Am I correct in understanding that this will also compare between f.ex. contrasts T4.SP.FW-T4.SPLL.FW and T6.LL.FW-T6.SP.FW? But not between f.ex. T4.LL.FW-T5.LL.FW, which will be a separate contrast which I would need to specify for it to be included?

For salt regulated genes three ANOVA-like tests were run, one for each treatment, only inputting RNAseq data specific for those treatments (only LL treated samples when running LL-analysis ect.). Each ANOVA-like test consisted of three contrasts, like this: T4.LL.FW-T4.LL.SW, T5.LL.FW-T5.LL.SW, T6.LL.FW-T6-LL.SW. Model and test remained the same as in ANOVA-like test for light regulated genes. This gives the opportunity to compare between treatments over all timepoints, but not at each timepoint.

Main questions:

1. Is my approach to the ANOVA-like tests ok, or is it messy? I'm somewhat concerned of what it means to change the input used between tests, and not being consistent in just inputting all groups ( I checked, and it provides slightly different number of DEG's, so has some impact).

2. Would running individual contrast be preferable compared to the ANOVA-like appraoch?

I'm really hoping for some good advice here,

Thanks!

EdgeR ANOVA t-test contrast • 2.6k views

ADD COMMENT • link updated 7.8 years ago by Aaron Lun ★ 28k • written 7.8 years ago by Maiv • 0

score 2 · Accepted Answer · 2017-06-26

The pairwise contrasts and the ANODEV test different null hypotheses and should be used accordingly:

I want to identify genes that are differentially expressed between the different light treatments, at each timepoint, utilizing only samples taken from fish in freshwater.

Do an ANODEV for each time point, comparing the three treatments (for freshwater fish). Here, the null hypothesis for each gene is that there is no DE between treatments at a given time point. Thus, any rejections will correspond to genes that are DE between treatments, which is what you want. For example:

con <- makeContrasts(T4.LL.FW - T4.SP.FW, 
                     T4.LL.FW - T4.SPLL.FW, levels=design)

... will test the null hypothesis that LL=SP=SPLL for time point 4 in freshwater fish.
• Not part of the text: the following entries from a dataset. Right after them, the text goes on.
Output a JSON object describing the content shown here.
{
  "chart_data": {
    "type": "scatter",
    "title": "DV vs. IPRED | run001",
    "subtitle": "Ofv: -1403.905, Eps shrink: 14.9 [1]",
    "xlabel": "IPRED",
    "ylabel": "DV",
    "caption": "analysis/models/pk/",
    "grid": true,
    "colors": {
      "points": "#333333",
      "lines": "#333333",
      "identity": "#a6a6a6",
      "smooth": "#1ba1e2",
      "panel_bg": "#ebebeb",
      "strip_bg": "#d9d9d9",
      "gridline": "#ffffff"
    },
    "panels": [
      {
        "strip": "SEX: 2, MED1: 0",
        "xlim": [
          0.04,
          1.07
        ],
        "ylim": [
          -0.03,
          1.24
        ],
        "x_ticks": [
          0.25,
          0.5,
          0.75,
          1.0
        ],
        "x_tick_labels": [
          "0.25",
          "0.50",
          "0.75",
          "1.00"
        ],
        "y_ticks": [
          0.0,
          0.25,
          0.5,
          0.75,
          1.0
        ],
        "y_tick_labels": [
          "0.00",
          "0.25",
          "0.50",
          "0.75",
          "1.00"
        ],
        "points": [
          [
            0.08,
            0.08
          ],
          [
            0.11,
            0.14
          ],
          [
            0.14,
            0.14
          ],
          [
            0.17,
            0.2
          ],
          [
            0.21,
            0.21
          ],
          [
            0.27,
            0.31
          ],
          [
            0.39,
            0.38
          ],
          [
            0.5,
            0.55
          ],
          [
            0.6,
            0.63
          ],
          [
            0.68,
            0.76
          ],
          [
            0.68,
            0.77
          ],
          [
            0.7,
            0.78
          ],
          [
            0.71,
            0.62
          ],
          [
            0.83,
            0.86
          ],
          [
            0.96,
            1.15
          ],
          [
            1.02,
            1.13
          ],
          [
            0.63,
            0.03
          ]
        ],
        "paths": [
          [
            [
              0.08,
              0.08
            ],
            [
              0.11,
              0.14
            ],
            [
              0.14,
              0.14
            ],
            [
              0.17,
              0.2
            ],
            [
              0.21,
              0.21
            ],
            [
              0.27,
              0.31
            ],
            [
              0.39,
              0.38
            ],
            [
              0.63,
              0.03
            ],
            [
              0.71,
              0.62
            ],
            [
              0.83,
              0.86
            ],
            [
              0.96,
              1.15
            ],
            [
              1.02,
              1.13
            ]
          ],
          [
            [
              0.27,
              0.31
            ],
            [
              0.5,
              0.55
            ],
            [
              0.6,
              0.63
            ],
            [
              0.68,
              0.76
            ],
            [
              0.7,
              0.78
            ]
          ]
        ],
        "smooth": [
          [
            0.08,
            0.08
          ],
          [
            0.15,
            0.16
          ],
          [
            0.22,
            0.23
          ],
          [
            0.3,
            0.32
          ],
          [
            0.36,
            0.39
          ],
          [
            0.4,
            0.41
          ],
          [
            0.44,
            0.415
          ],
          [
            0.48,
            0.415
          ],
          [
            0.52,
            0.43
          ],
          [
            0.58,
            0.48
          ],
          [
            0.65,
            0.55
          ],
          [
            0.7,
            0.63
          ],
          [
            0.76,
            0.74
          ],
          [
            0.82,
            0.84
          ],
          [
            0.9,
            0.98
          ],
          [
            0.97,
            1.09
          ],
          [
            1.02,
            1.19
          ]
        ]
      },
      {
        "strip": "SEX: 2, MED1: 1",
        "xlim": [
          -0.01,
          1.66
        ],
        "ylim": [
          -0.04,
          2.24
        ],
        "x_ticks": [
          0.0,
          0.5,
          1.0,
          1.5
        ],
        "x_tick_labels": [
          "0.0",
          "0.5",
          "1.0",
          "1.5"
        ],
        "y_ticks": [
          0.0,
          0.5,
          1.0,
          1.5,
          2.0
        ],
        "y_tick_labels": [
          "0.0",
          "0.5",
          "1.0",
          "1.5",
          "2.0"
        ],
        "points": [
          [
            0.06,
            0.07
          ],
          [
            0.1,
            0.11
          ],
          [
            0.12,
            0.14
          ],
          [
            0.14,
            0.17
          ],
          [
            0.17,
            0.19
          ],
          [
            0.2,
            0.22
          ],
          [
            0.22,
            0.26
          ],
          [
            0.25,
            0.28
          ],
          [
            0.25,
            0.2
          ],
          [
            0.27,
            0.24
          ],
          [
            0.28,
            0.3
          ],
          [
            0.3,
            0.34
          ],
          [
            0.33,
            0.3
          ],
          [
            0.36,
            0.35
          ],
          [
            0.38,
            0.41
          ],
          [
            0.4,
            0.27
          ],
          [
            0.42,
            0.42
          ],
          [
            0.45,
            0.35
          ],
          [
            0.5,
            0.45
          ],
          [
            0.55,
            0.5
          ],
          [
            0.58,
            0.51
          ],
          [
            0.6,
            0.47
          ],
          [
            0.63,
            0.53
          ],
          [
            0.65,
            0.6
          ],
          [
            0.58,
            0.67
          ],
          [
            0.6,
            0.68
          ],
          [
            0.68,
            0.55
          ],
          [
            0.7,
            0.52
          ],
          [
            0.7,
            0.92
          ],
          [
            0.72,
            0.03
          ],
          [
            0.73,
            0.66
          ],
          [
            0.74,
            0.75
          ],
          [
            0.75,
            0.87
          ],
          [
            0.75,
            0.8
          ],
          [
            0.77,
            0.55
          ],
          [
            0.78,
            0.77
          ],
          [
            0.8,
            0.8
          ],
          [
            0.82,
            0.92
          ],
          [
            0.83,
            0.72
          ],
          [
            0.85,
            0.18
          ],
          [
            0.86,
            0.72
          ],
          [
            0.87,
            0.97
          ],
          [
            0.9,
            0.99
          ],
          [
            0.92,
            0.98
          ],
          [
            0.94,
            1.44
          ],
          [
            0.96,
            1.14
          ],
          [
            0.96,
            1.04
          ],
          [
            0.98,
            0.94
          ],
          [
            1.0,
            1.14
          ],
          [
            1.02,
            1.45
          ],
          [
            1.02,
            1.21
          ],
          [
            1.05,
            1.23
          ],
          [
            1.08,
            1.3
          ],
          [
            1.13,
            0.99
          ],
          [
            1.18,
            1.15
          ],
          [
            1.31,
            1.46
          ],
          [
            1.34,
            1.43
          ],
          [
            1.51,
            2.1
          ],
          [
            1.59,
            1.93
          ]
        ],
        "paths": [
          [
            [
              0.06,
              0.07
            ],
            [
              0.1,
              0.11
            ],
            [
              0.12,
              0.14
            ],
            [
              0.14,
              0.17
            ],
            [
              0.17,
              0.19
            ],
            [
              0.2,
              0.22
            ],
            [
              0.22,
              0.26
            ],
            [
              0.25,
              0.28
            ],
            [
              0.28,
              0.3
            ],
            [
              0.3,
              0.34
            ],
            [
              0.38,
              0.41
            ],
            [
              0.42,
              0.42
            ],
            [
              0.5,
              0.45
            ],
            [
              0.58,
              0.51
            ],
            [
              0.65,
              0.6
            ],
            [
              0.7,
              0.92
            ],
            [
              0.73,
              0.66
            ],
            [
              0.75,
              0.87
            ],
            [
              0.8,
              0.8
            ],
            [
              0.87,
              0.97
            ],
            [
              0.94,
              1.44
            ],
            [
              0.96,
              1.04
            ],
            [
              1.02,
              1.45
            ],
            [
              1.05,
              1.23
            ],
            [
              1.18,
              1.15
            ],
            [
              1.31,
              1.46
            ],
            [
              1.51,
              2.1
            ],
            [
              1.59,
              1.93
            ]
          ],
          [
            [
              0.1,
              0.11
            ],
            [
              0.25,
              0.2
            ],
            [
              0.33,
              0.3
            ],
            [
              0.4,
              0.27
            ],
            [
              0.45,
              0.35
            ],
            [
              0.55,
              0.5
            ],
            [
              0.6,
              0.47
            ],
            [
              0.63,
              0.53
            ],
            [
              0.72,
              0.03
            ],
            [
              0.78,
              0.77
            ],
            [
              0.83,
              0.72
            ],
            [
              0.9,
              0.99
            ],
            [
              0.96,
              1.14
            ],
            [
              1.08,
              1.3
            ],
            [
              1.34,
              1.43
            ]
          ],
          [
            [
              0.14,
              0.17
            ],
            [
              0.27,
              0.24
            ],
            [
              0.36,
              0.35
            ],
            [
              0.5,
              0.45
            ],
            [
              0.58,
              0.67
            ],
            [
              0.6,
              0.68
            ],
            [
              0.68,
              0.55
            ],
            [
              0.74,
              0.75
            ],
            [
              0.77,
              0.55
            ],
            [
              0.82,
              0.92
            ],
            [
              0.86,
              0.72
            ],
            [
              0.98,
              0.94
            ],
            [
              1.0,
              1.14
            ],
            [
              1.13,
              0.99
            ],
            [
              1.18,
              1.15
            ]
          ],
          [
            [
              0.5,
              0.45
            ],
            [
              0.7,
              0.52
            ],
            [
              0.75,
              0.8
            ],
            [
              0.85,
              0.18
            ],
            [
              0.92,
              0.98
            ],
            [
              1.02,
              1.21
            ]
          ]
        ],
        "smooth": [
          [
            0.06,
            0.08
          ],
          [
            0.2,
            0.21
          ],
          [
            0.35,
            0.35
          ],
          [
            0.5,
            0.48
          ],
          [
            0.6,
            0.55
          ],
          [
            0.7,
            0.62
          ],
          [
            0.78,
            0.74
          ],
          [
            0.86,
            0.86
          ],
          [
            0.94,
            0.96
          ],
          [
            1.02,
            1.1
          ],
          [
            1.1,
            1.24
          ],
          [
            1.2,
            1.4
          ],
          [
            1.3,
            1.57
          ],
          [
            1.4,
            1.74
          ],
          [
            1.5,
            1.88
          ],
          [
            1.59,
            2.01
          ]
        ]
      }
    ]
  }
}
You can think of makeContrasts as constructing a null hypothesis for the ANODEV based on a series of AND statements, i.e., T4.LL.FW - T4.SP.FW = 0 AND T4.LL.FW - T4.SPLL.FW = 0. Obviously this means you don't need to explicitly specify T4.SPLL.FW - T4.SP.FW = 0.

Potentially, I would also like to know which genes are differentially expressed between the different timepoints within each of the light treatments.

Do an ANODEV for each treatment, comparing the four time points. Here, the null hypothesis for each gene is that there is no DE between time points for a given treatment. In this case, the makeContrasts call would involve three expressions.

Then I would like find which genes are differentially expressed between samples taken from FW and SW for each timepoint and treatment.

Do pairwise comparisons between the fresh and saltwater groups for each combination of time point and treatment. Here, the null hypothesis is that there is no difference between the fresh and saltwater groups at that particular time/treatment combination.

Easy. I should stress that you don't need to subset the data at any point, which defeats the purpose of having many samples to help you estimate the variance. Just set up the contrast matrix to compare only the relevant groups for a given contrast, and glmQLFTest will handle the rest. If you want to control the error rate, just pool all p-values together and apply the BH method to the pool.